I Sing The Body Electric.

Nel 1855 Walt Whitman apriva con questo verso una delle sue poesie nella raccolta Foglie d’Erba.

Un verso che si è poi rivelato seminale, diventando il titolo di un racconto e poi di una antologia di Ray Bradbury pubblicata nel 1969, quello di un album dei Weather Report del 1972 e, infine, della canzone che chiude Fame, il film di Alan Parker del 1980.

Il concetto del Corpo Elettrico è uno dei fondamenti della Fantascienza. Un corpo che funziona mediante l’elettricità. Un corpo artificiale, costruito in un laboratorio e non in un grembo materno.

Una macchina fatta per il futuro.

Ogni appassionato di fantascienza ha il proprio percorso a base di robot, androidi, macchine senzienti, elaboratori sofisticatissimi, che, se ci fermiamo a riflettere, sono sempre stati descritti o come benigni deus ex machina o come minacce. Che fossero enormi giganti di ferro o androidi caldi al tatto corredati di emozioni, pianeti computer o nanomeccanismi da iniettarci nelle vene, questi corpi o frammenti di corpi elettrici sono destinati a venire con noi nel futuro, con tutto il bagaglio di paure e speranze che si portano dietro.

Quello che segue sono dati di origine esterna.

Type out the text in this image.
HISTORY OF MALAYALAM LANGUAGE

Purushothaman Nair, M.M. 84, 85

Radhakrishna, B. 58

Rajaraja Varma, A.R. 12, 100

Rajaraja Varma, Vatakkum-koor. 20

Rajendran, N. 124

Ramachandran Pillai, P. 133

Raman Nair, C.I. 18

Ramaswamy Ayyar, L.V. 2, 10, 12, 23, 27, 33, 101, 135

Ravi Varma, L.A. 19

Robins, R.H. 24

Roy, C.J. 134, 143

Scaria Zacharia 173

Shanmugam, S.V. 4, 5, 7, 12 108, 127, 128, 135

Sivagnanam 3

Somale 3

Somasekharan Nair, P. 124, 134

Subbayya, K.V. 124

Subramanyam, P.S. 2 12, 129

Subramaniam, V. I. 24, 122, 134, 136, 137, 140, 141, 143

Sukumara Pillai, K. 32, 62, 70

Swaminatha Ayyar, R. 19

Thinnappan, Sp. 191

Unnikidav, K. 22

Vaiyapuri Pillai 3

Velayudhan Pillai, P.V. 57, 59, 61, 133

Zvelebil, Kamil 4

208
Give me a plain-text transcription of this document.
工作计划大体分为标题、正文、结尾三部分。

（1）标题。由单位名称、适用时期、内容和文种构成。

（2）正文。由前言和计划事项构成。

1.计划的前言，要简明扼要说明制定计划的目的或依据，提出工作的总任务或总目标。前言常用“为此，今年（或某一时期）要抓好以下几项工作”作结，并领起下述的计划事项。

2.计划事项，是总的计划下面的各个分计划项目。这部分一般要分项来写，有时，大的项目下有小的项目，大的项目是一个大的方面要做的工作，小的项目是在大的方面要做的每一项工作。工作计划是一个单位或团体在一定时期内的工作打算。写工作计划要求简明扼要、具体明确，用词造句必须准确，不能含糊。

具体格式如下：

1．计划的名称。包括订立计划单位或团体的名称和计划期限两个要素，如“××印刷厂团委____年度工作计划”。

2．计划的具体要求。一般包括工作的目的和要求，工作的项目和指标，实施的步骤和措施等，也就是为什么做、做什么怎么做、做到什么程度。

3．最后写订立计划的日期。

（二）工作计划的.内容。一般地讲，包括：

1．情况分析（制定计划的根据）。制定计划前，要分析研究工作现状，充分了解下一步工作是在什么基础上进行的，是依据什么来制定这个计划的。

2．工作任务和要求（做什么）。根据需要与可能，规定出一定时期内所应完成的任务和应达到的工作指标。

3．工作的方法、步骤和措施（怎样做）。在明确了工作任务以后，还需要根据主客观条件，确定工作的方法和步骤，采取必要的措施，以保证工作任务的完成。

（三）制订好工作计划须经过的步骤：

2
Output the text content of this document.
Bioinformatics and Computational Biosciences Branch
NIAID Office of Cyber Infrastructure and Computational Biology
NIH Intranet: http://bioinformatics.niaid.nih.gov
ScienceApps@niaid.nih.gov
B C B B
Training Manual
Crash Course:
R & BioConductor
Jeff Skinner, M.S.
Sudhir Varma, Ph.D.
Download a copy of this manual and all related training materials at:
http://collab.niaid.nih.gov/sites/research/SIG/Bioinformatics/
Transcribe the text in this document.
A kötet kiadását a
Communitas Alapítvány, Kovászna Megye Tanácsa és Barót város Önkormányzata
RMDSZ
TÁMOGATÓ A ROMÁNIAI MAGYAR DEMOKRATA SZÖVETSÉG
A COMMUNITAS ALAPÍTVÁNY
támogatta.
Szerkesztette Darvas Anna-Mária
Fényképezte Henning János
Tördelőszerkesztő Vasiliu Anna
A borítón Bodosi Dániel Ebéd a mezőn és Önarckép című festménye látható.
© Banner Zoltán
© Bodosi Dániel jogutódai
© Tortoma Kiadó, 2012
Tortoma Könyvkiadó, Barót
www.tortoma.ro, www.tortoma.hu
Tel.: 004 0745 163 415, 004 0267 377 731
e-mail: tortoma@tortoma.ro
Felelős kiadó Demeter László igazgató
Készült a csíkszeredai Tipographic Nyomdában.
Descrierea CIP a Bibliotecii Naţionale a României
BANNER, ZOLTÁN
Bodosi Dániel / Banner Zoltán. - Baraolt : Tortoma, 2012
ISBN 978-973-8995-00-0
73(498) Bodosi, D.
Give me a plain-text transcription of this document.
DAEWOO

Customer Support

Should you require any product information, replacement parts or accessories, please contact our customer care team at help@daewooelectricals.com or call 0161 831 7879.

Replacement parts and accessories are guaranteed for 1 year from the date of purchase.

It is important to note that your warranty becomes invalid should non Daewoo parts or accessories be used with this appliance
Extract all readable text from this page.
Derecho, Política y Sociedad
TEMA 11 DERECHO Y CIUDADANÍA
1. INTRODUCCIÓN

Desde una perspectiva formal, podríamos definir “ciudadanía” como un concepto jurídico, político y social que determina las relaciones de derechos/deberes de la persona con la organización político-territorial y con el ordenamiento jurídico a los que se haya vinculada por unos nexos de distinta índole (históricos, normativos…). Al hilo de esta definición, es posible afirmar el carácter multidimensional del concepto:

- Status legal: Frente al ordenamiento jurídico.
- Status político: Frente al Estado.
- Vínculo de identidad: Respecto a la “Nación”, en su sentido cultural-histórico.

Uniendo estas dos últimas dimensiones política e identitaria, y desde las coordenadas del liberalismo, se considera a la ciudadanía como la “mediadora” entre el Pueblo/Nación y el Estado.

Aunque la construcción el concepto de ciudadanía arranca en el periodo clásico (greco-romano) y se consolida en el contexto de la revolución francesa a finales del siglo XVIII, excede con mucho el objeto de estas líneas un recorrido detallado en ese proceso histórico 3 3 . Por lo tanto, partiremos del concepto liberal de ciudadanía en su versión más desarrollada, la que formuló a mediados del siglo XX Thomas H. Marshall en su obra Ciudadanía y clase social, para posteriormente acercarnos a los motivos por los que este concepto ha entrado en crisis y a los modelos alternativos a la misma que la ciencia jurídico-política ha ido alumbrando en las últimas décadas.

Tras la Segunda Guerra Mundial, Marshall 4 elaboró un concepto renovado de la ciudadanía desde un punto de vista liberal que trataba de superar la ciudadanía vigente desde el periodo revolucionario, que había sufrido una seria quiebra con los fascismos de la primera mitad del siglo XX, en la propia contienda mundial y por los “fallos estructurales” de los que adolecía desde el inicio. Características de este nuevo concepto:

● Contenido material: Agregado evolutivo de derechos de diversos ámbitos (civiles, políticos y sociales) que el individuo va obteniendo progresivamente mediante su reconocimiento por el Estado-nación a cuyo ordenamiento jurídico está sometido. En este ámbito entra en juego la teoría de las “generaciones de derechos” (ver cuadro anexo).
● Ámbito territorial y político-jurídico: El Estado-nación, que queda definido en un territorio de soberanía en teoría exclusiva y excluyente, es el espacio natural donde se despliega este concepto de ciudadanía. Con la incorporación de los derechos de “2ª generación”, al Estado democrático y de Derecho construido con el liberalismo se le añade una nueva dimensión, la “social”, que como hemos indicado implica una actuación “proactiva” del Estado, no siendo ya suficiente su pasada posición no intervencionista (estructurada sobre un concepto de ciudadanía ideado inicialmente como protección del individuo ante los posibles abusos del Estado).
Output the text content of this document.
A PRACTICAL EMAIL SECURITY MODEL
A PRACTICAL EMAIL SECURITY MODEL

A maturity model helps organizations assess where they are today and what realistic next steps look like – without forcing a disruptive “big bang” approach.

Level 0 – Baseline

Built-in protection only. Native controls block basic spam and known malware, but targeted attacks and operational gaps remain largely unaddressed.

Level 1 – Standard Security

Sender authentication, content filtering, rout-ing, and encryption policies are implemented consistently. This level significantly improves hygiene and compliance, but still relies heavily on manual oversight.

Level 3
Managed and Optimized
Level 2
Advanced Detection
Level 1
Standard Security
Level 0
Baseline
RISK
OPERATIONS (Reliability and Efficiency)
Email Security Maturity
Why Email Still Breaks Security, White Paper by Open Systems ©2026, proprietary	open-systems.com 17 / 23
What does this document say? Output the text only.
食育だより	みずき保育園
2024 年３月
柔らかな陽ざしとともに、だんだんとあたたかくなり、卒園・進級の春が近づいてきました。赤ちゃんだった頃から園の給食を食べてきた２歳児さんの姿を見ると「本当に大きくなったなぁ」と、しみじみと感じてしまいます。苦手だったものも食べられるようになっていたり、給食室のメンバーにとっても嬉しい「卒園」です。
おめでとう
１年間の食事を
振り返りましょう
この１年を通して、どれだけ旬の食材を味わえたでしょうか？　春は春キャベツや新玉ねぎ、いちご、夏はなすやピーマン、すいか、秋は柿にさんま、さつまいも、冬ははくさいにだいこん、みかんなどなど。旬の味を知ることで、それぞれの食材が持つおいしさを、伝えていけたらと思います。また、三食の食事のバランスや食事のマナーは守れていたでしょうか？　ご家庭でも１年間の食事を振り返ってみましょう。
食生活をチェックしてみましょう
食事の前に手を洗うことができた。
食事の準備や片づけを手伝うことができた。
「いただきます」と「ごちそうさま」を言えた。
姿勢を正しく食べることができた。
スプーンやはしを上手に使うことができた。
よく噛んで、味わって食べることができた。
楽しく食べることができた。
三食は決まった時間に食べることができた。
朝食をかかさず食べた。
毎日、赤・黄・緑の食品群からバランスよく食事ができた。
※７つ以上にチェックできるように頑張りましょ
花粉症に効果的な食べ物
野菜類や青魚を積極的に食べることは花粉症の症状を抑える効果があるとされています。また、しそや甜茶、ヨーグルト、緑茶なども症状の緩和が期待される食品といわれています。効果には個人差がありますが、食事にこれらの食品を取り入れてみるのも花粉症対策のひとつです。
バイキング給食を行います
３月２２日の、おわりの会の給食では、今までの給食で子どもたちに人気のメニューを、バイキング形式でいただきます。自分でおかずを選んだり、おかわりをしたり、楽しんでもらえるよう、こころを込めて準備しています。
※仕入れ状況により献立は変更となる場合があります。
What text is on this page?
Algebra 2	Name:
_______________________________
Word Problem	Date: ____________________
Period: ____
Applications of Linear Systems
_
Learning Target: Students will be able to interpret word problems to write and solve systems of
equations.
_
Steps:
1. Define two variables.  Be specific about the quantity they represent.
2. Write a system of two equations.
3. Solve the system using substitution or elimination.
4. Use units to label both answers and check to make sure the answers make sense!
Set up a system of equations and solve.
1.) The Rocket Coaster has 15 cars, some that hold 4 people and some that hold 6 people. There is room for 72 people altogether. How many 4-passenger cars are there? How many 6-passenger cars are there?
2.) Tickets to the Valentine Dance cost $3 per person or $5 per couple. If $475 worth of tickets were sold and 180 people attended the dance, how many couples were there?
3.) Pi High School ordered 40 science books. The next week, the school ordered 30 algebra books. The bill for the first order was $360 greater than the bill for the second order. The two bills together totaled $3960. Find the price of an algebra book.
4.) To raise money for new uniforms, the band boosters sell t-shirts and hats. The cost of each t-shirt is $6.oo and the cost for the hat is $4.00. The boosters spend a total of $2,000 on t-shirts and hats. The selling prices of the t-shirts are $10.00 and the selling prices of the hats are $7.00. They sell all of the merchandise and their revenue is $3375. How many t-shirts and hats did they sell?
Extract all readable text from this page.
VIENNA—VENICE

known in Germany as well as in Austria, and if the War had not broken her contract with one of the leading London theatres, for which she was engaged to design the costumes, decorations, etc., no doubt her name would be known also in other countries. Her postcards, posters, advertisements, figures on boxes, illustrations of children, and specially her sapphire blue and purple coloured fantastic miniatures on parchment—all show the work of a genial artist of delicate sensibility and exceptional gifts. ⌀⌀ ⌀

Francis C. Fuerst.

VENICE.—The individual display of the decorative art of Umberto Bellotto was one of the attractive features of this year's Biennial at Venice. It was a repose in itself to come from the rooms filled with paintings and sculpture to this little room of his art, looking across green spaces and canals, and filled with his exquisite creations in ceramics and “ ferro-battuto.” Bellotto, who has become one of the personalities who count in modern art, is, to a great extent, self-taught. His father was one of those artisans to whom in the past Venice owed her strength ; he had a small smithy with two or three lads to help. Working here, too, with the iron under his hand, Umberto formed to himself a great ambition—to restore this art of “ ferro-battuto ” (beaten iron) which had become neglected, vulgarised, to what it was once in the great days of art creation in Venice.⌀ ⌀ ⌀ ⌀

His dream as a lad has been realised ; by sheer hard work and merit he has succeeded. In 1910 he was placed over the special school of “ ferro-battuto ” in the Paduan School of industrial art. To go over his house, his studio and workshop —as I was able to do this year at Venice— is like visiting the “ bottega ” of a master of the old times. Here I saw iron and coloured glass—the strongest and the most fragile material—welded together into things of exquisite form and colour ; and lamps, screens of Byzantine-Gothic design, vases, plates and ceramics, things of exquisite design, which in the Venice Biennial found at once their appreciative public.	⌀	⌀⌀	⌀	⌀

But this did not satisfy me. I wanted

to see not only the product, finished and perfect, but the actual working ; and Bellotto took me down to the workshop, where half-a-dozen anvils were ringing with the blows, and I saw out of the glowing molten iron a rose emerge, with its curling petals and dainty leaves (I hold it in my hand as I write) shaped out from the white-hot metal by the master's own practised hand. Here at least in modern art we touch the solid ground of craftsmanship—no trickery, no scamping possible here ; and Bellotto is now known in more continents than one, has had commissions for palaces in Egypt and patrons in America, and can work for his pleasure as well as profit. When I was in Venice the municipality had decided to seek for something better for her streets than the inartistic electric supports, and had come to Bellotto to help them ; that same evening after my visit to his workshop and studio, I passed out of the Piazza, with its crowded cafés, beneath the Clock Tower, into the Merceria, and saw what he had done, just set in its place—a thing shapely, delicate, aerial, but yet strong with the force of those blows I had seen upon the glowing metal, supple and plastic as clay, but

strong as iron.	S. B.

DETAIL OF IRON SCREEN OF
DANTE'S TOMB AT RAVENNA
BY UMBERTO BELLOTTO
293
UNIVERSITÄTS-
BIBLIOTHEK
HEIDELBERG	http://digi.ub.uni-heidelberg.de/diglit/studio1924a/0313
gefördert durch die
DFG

Sia le une che le altre, ovviamente, sono legate ad un solo problema: il genere umano, cioè noi stessi. Siamo noi a determinare il valore positivo o negativo di queste che una volta potevano sembrare idee da riviste pulp e che invece stanno diventando realtà davanti ai nostri occhi con una velocità che nemmeno immaginavamo.

Per chi è nato negli anni ‘60 sentire parlare realmente di automobili a guida automatica, droni che consegnano pacchi, androidi da compagnia, applicazioni della nanotecnologia in medicina è allo stesso tempo bellissimo e tremendo.

Bellissimo perché scopriamo che quanto leggevamo non erano solo storie, tremendo perché insieme a questo sviluppo abbiamo visto di cosa è capace il genere umano, e per questo non riusciamo a fidarci di quanto potrebbe accadere. Non solo temiamo la robotizzazione industriale per le conseguenze sull’occupazione, ma sappiamo che non è l’invenzione/scoperta ad essere temuta quanto l’utilizzo che ne faremo. Storie come Terminator, Matrix, Westworld non solo rappresentano una delle caratteristiche umane, come la paura del diverso, ma potrebbero anche nascondere qualcosa di più profondo: la paura di ammettere che forse siamo solo un gradino dell’evoluzione.

Perché noi siamo già un corpo elettrico, il nostro sistema nervoso elabora dati, fa funzionare l’organismo e decide azioni attraverso l’elettricità, e se a questo associamo le nuove linee di ricerca sul DNA che viene sempre più interpretato come un software adattativo invece che un corredo di istruzioni rigidamente scritte la similitudine con le macchine che stiamo creando diventa stupefacente. Nessun genere animale comparso sul pianeta ha mai modificato ambiente e società attraverso la tecnologia, siamo i primi, e lo stiamo facendo ad una velocità che aumenta di anno in anno, certo, siamo consapevoli che alle spalle della ricerca non ci sia solo la sete di conoscenza ma anche la logica di mercato e questo è attualmente inevitabile. Ma che dobbiamo per forza essere o spaventati dalle macchine o adoratori di esse, è estremamente riduttivo.

Allo stesso tempo non pensiamo per forza ad una Terra devastata sulla quale regnino solo macchine senzienti, o a una Arcadia priva di ogni artificialità. Proviamo, invece, ad immaginare, e magari costruire, un futuro nel quale avanziamo insieme alle macchine, non solo in senso figurato. Il racconto di Bradbury citato in apertura si chiude con una bambina che impara a fidarsi della sua nonna robotica perché è l’unica immortale. In Matrix le Macchine per rimanere immortali usano gli esseri umani come «batterie», la quintessenza del corpo elettrico. La vera rivoluzione futura, forse, non è se accettare o meno androidi e IA nelle nostre case, ma poter usare tutto questo per cambiare le modalità della società in cui viviamo. Questo si che è un bel sogno, che spereremmo possa nascere anche dal quello brutto della pandemia che stiamo vivendo. Le macchine sopravviverebbero a qualsiasi pandemia, certo, e forse questo ci spaventa ancora di più: creare qualcosa che vinca la morte mentre noi non riusciamo a farlo. Una pesantissima lezione di umiltà. Ma la canzone del film Fame ha un verso che dice: And in time and in time we will all be stars. Prendiamolo alla lettera, dunque, come un augurio per il futuro dell’umanità, quello di evolvere in serene stelle dal corpo elettrico che ci permetta di vivere nel cosmo magari per sempre.